Monday, May 28, 2007

Big whoop...

Forecasters have read the omens for this year's hurricane season. I am beside myself with excitement.
The 2007 Atlantic hurricane season should have above-average activity, with three major hurricanes and a good chance at least one of them will make landfall, a top hurricane researcher said Friday. [More]

Methinks no sane forecaster would offer a "below normal" forecast. How many things could go wrong there? Better to err on the side of caution and predict the sky will fall. Someday. Maybe.

How good are these predictions?
Not bad at all. In general, the predictions fall within a storm or two of the observed totals. Last season, though, the forecasters had a bad year. 2004's six intense hurricanes doubled most predictions. The seasonal total of nine hurricanes was also significantly higher than expected. Forecasters blamed the poor predictions on a "year [that] did not behave like any other year we have studied." [More]
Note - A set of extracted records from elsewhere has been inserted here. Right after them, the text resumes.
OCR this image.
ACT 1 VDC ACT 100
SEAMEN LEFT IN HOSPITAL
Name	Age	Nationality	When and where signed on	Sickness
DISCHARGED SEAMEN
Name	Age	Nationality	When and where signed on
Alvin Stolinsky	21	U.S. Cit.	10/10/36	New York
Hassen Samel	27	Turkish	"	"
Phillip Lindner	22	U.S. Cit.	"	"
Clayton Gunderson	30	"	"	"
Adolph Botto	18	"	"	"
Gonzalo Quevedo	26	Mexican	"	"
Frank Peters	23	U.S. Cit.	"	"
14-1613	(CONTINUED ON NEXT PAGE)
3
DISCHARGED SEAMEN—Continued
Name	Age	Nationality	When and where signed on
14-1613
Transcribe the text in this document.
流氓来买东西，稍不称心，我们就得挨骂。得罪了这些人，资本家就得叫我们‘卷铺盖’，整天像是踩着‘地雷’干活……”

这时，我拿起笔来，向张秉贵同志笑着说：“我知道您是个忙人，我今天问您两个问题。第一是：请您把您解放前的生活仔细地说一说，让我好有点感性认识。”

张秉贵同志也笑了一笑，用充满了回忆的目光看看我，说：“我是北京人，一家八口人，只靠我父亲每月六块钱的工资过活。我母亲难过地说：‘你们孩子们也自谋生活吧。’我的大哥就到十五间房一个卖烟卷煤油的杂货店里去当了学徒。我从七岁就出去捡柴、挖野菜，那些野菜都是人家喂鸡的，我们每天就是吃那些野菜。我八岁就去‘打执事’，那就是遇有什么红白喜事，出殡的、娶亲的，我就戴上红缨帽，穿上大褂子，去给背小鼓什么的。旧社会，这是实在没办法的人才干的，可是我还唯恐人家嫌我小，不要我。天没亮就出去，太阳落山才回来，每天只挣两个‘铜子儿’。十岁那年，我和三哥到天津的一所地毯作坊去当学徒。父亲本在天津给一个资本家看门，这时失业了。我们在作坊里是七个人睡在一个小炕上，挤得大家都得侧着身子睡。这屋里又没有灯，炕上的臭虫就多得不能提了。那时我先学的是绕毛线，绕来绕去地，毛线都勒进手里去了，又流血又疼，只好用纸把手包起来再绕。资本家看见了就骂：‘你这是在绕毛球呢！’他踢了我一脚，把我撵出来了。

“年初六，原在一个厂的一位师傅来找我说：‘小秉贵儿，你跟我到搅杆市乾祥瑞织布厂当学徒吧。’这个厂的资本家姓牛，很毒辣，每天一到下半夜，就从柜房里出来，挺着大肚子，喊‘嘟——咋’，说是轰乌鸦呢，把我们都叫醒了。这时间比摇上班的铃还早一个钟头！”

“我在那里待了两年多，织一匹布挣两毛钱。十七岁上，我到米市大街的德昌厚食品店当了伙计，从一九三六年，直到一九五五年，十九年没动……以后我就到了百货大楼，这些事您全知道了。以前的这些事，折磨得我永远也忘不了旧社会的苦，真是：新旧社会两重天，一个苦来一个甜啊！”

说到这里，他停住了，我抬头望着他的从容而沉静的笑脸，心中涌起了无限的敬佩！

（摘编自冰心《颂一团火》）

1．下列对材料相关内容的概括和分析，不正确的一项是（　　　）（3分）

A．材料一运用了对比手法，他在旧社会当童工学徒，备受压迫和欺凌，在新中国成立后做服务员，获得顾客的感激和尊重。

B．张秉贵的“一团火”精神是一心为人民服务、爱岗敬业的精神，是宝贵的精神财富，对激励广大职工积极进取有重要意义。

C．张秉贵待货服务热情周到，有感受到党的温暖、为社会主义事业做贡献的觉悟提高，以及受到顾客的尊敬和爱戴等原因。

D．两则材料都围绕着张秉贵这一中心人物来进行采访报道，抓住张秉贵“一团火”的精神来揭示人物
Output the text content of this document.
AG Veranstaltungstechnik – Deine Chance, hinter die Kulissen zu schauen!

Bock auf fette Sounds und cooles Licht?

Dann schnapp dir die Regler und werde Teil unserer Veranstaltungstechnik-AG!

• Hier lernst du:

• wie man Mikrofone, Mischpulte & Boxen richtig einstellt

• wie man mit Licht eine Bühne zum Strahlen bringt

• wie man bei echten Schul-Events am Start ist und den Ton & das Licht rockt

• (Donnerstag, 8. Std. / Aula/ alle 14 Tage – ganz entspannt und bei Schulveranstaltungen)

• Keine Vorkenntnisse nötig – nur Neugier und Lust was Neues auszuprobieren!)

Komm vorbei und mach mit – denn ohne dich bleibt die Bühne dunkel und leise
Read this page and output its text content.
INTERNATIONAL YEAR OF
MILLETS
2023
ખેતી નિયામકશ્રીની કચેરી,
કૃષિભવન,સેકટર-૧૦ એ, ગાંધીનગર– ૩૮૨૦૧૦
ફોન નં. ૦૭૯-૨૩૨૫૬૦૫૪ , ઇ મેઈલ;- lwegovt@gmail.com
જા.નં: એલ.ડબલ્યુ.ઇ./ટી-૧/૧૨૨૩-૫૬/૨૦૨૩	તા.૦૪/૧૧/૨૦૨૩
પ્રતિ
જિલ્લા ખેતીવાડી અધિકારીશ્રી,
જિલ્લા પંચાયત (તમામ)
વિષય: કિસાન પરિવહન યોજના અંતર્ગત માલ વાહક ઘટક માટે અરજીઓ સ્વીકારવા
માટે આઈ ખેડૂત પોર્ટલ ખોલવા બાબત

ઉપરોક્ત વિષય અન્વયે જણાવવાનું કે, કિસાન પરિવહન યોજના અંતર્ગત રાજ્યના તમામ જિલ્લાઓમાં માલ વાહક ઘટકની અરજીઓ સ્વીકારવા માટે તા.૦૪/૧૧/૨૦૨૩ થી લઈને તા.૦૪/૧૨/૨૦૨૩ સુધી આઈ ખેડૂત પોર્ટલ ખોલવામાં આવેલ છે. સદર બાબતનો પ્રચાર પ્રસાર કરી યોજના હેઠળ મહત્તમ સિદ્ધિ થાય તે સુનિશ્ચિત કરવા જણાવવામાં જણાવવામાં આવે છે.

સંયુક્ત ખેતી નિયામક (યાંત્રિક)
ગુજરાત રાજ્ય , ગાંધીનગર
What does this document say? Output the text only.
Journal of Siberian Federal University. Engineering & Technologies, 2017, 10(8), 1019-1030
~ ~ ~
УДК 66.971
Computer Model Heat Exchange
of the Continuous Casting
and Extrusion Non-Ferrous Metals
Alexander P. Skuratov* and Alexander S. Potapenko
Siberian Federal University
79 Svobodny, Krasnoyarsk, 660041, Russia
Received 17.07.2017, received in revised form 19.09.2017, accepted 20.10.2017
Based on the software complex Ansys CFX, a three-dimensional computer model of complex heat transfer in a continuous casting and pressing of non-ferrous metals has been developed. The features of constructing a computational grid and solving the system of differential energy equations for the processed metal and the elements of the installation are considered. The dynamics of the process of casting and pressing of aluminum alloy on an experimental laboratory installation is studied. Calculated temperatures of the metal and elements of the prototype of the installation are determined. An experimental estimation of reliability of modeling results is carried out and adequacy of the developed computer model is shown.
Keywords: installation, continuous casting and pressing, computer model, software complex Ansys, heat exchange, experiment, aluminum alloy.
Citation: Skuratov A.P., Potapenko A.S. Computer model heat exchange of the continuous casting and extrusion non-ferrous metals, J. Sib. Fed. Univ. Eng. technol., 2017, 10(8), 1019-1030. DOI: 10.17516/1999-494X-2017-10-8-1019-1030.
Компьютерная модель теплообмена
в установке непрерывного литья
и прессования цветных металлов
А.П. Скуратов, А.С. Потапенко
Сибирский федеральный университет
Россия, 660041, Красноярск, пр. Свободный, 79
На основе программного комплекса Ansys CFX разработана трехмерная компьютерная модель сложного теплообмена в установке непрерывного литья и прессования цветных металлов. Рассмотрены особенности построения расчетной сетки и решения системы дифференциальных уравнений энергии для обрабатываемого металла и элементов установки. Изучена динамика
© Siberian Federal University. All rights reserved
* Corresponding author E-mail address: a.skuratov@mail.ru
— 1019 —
Provide me a break. To begin with the most-often quoted hurricane guru also has a prominent role in the global warming debate. And if it's OK to poke fun at Al Gore (too easy for any real humorist), Dr. Gray is also fair game.
The problem is not Gray's age -- we all revered Henry Stommel who did some of his finest work in his seventies. The problem is Gray's failure to adapt to a modern era of meteorology, which demands hypotheses soundly grounded in quantitative and consistent physical formulations, not seat-of-the-pants flying. The WSJ also made much of the withdrawal of an invitation for Gray to join a debate on hurricane trends at an Atlanta tropical meteorology conference. We can't speak for the organizers, but we find it easy to believe that their decision was guided more by the invalidity of Gray's scientific reasoning than by any political or personal considerations. [More]

So am I deeply concerned about this year's hurricane season? Actually, yes. America has demonstrated that where hurricanes are likely to hit are a low-empathy sector of our economy. Perhaps it is necessary to be harsh to discourage coastal development and shoddy building practice, but if we did not learn anything from Katrina, the victims are wretched indeed.